Ama onun peygamberlik sözleri ne kadar tutkulu ve özverili bir şekilde! Kaba bir koyun derisi giymiş, uzun kesilmemiş, sakallı bir adam, uzun bir yolculuk ve gezintiden bıkmış, elini sıkıca personeline tutuyor. Bakışlarında ne büyük bir zihin ve inanç gücü! Yüzü ne kadar asil ve etkileyici! Cennet Krallığı’ndan o kadar inandırıcı konuşuyor ki sözlerini anlamamanın, inanmamanın imkansız olduğu – daha fazlası! Ve onun aksine – mavi tunikte şüpheli bir adam figürü. Biraz daha derine inerek peygamberin arkasından yürüyen insanları geçirir. Ve Vaftizci Yahya’nın elleri ilhamla yukarı kaldırılırsa, şüphelinin elleri, aksine, tunikin geniş kollarında gizlenir. Ama bilinmeyen bir yola çıkmaya değer mi? Çılgın bir peygamberin tuhaf sözlerine tam olarak inanmak mümkün mü?

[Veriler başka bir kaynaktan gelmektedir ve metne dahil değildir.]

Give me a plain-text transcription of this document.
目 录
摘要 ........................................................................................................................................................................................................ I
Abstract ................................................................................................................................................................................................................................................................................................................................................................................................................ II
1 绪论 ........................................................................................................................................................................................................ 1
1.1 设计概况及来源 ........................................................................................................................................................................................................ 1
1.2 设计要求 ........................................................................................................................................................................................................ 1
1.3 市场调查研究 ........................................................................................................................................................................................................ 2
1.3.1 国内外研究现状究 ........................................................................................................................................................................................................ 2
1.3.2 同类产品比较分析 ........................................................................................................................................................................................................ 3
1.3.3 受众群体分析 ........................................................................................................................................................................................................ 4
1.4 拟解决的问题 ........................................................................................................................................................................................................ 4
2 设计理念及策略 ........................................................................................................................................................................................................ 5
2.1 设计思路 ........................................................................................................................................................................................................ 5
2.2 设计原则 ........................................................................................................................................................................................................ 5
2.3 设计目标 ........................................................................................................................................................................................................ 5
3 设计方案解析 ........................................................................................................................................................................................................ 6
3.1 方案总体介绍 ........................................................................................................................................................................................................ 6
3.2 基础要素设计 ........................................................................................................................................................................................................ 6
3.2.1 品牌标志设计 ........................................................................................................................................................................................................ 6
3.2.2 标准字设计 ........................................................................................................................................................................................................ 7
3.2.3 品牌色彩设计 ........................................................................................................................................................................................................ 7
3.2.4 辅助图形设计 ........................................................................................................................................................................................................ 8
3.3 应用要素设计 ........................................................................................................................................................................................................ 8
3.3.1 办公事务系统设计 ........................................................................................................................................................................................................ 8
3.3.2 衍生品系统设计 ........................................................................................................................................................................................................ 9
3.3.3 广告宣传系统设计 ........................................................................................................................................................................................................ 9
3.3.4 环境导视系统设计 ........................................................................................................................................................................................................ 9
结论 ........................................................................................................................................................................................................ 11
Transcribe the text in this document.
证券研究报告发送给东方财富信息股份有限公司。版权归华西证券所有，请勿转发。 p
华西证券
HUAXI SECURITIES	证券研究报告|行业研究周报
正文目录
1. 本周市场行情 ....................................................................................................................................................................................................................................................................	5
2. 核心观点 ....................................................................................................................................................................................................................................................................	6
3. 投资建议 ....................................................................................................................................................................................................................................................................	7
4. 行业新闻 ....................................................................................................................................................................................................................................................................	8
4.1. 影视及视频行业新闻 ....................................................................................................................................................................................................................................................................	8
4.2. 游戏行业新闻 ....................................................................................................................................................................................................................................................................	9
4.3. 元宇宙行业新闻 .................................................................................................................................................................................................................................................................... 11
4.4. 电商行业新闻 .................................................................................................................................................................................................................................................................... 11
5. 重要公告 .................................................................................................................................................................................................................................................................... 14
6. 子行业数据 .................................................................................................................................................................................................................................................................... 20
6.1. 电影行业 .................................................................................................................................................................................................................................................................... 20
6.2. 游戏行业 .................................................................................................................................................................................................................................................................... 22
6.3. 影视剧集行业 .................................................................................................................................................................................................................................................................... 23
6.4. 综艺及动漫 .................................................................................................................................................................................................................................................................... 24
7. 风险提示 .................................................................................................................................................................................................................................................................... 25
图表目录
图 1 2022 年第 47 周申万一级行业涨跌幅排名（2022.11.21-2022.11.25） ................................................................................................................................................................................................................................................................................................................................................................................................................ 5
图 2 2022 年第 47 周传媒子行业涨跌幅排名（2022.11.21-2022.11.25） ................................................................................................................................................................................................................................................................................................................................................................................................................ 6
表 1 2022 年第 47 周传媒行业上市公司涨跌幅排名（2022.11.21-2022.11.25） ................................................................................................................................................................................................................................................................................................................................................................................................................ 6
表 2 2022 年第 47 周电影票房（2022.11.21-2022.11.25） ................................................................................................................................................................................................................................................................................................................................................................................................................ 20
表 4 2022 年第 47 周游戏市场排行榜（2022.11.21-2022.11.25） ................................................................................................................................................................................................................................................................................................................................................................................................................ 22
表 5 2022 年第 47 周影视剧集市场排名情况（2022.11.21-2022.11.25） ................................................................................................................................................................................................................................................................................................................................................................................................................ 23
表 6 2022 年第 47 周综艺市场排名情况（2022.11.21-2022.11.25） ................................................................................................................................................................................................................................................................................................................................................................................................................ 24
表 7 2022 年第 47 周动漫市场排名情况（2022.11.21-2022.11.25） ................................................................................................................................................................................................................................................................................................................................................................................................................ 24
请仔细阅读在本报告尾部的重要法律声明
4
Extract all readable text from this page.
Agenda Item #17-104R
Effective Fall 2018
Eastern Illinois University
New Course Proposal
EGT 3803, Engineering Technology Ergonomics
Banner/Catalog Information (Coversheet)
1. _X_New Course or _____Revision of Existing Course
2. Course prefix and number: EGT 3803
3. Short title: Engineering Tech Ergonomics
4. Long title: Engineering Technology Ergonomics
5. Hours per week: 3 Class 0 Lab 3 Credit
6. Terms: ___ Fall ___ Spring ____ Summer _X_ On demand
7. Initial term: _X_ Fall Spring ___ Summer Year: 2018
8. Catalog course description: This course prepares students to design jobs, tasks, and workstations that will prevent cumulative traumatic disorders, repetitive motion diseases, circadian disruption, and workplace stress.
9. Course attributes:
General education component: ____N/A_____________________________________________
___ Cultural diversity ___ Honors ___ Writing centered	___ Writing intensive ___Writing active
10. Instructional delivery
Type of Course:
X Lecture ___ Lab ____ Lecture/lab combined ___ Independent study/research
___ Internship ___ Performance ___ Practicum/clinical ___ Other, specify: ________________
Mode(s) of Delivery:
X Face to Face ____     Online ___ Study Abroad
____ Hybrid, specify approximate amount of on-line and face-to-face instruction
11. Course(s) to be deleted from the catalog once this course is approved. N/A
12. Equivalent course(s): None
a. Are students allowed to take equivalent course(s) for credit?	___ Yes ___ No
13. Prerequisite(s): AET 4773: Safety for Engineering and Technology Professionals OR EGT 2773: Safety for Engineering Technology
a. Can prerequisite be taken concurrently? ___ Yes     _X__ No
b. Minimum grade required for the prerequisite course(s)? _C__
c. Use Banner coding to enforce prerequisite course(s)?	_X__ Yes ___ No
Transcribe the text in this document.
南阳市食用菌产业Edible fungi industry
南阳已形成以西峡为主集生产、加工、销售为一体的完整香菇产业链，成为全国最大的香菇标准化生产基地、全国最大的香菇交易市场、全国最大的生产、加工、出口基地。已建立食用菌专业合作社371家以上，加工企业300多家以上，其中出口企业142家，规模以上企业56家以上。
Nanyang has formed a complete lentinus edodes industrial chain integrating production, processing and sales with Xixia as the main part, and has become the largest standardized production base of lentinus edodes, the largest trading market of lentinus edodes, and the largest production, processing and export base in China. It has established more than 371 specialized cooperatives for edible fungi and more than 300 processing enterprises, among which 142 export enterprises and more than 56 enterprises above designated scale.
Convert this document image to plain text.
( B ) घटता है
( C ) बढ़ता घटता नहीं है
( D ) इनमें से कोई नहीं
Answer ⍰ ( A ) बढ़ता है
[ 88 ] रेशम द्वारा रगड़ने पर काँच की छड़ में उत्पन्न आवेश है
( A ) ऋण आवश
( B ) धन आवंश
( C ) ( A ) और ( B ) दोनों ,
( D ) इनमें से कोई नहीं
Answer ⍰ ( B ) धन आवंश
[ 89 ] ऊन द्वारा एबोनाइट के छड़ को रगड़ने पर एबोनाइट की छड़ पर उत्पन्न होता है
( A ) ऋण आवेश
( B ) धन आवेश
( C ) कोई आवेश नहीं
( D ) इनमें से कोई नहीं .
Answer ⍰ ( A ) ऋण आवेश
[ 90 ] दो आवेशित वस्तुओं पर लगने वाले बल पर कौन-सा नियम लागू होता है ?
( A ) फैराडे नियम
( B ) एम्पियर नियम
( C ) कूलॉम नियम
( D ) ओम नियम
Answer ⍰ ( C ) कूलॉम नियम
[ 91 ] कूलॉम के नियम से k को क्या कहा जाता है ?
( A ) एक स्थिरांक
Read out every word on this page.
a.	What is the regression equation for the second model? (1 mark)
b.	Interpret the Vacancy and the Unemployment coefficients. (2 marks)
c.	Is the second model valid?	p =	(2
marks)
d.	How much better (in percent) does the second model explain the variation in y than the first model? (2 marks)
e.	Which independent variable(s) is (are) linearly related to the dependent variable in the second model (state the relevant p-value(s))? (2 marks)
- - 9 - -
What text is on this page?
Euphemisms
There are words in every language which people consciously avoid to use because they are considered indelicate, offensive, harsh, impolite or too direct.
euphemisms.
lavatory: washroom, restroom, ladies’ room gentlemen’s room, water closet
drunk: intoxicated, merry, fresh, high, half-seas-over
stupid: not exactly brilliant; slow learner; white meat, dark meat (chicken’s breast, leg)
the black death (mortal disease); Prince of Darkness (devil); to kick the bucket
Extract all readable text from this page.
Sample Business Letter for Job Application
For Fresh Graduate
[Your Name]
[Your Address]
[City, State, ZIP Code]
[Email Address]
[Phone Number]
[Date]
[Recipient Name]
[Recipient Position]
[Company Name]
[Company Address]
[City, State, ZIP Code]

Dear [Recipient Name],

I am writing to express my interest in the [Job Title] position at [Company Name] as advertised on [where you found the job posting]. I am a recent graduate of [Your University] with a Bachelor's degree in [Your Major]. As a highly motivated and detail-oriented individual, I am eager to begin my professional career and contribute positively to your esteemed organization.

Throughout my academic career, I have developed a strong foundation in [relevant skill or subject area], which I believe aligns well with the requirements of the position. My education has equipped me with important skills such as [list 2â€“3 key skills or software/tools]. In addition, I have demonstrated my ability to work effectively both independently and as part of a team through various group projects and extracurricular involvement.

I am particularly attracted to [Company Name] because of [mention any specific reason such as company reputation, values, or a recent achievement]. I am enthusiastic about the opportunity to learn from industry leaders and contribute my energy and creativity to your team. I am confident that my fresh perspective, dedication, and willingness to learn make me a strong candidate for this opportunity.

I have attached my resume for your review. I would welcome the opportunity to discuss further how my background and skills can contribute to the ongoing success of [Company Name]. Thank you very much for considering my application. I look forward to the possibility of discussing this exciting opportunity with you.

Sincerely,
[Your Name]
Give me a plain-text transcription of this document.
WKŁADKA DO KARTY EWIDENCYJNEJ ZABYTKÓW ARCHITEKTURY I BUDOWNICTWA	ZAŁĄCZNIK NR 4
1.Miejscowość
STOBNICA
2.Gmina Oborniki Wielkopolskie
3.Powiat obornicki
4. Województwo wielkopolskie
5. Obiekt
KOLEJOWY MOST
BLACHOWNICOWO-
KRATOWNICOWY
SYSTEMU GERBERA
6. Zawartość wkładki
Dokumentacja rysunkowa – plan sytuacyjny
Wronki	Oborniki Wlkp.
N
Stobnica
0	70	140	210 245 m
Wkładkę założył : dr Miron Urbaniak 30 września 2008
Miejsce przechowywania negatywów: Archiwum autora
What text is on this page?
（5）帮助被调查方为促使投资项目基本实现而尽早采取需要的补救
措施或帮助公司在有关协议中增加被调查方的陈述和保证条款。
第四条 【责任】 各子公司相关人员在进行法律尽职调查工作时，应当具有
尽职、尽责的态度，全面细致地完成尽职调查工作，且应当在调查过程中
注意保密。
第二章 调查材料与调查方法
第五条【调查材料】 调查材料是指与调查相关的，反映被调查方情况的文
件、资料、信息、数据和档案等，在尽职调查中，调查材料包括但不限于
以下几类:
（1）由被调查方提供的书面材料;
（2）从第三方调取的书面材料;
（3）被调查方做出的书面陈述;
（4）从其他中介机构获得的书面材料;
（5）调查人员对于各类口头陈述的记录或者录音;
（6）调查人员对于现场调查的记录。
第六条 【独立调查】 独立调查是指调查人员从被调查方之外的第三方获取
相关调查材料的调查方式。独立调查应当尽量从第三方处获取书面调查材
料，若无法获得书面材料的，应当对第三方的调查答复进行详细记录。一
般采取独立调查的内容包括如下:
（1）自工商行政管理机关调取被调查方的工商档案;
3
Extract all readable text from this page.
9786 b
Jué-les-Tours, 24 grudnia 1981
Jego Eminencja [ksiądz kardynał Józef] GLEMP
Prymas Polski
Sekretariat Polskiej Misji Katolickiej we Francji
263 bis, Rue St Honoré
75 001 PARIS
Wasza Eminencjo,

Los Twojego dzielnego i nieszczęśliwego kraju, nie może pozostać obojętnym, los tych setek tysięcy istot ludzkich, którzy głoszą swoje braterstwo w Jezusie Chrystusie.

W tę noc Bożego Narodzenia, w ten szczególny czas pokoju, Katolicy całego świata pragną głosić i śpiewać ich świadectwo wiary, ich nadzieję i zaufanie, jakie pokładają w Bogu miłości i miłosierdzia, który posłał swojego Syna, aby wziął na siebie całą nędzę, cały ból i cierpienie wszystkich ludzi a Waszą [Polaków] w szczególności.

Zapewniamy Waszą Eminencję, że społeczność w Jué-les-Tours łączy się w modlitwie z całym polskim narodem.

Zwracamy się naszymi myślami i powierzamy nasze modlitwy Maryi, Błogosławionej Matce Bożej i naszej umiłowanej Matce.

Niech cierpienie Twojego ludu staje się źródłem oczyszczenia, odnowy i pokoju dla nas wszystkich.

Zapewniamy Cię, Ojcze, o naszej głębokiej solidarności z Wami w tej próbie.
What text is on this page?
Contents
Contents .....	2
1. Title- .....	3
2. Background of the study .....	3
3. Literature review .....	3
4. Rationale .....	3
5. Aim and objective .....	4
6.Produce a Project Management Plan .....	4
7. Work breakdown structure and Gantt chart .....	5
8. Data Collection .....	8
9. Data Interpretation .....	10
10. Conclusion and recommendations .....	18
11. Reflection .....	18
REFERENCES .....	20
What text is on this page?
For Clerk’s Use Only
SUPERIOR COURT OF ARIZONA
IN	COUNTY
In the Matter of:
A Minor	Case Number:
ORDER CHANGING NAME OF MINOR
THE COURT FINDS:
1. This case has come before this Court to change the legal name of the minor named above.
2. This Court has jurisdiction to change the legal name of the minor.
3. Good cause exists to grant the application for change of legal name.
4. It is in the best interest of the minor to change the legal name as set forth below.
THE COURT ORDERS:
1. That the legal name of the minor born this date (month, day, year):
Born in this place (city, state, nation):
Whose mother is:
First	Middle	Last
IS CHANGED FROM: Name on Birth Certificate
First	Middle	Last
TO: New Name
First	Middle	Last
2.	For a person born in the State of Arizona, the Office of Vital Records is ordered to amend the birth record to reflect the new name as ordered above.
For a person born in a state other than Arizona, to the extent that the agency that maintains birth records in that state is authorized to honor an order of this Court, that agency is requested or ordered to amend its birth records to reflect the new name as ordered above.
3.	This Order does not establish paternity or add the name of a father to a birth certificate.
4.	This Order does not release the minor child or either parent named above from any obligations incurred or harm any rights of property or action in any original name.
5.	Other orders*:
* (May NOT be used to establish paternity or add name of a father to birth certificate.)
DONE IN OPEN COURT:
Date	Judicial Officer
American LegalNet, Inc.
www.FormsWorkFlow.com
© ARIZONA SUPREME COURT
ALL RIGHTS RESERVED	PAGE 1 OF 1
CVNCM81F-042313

Taze sabah rüzgarı bulutları dağıttı, dalgalar yaptı, mavi dağların üzerinden yüksek bir kükreme ile uçtu, koyu mavi bir pelerin kıvrımları ile oynadı, yamaca yürüyen birinin altın saçına hafifçe dokundu, dünyanın ayaklarına zar zor dokundu. Acelesi yok, hiçbir şeye bakmıyor. Her zaman olduğu gibi sakinliğini sakin tutmak, insanlara gider, bu dünyaya uyum ve güzellik, barış ve uyum getirir.